Ach ja, nach den Wahlen ist vor den Wahlen. Eine komische Zeit haben wir jetzt. Ich möchte mit diesem Beitrag vom Ernst der Lage ablenken. Als wissenschaftlich bewiesen gilt, dass man solche kräftige Emotionen wie Angst bzw. Hass und Liebe bzw. Freude nicht gleichzeitig empfinden kann. Deswegen möchte ich hier ein wenig über die Liebe sprechen. Weg vom Hass. Weg von der Angst. Hin zur Liebe. Ach, wie romantisch.

Was ist Liebe?

Herr je, was ist das für eine Frage – denken Sie vielleicht. Tja. Ich würde es auch denken. Eigentlich ist es sogar ziemlich anmaßend oder sogar psychisch gestört, über die Liebe zu sprechen, oder? Wer weiß schon was das ist. Je nach Sprache und Kultur und sogar je nach Persönlichkeit und Erfahrung versteht man was Anderes darunter.

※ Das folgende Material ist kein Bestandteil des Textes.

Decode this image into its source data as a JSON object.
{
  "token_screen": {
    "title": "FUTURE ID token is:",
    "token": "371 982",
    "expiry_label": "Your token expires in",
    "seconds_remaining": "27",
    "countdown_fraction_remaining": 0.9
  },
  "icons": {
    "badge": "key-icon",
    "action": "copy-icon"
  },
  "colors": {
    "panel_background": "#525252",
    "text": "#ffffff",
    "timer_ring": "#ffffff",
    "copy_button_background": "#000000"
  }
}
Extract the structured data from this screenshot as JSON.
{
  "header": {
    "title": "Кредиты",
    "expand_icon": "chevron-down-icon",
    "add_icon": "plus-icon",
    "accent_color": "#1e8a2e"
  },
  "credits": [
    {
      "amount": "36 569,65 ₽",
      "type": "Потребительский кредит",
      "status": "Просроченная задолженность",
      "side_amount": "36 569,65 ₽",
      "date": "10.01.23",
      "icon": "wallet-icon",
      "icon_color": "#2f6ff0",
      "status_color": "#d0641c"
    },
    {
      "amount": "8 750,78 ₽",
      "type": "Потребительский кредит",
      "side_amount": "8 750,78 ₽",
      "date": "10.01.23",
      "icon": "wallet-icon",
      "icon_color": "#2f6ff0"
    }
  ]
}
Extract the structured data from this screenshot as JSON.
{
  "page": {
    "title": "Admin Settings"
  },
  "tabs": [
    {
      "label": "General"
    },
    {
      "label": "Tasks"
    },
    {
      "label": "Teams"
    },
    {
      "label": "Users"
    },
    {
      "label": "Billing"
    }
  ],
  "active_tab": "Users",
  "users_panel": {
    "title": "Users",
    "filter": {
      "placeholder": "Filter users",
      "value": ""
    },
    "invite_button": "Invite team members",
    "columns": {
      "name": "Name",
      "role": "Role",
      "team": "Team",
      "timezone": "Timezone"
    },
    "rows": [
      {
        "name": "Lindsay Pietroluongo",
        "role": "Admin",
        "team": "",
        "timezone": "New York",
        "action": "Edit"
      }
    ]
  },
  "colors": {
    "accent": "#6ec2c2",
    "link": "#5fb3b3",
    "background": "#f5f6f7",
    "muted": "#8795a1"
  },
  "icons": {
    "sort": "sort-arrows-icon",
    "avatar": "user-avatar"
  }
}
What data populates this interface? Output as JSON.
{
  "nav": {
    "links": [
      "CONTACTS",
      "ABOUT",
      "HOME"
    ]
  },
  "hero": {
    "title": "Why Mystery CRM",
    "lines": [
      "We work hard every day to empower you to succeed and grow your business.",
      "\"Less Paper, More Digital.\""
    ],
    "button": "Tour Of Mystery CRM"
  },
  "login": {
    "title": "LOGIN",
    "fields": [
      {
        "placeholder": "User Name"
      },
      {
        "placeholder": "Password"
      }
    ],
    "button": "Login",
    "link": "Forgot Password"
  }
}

Arten der Liebe im antiken Griechenland

Die alten Griechen – das weiß ja jede und jeder heute, bilde ich mir ein – teilten diesen Begriff, bei dem es sicher um Zuneigung geht, und vielleicht sogar um Bindung und Sympathie, in drei. Die Liebe zu Freunden, die Liebe zu romantischem oder sexuellem Partner und die Liebe der Eltern. Ich würde mal sagen, gut zusammengefasst. Oder fällt hier die Liebe zum Haustier? Und wie wäre es mit der Liebe zu Hobby, Sport, Arbeit, Haus, Land, Heimat, Kultur, Sprache, Verwandten, Volk, höherer Kraft (Ihrem Stern) und sich selbst? Wie wäre es mit Fetisch? Was?! Oh, nein, nicht das auch noch.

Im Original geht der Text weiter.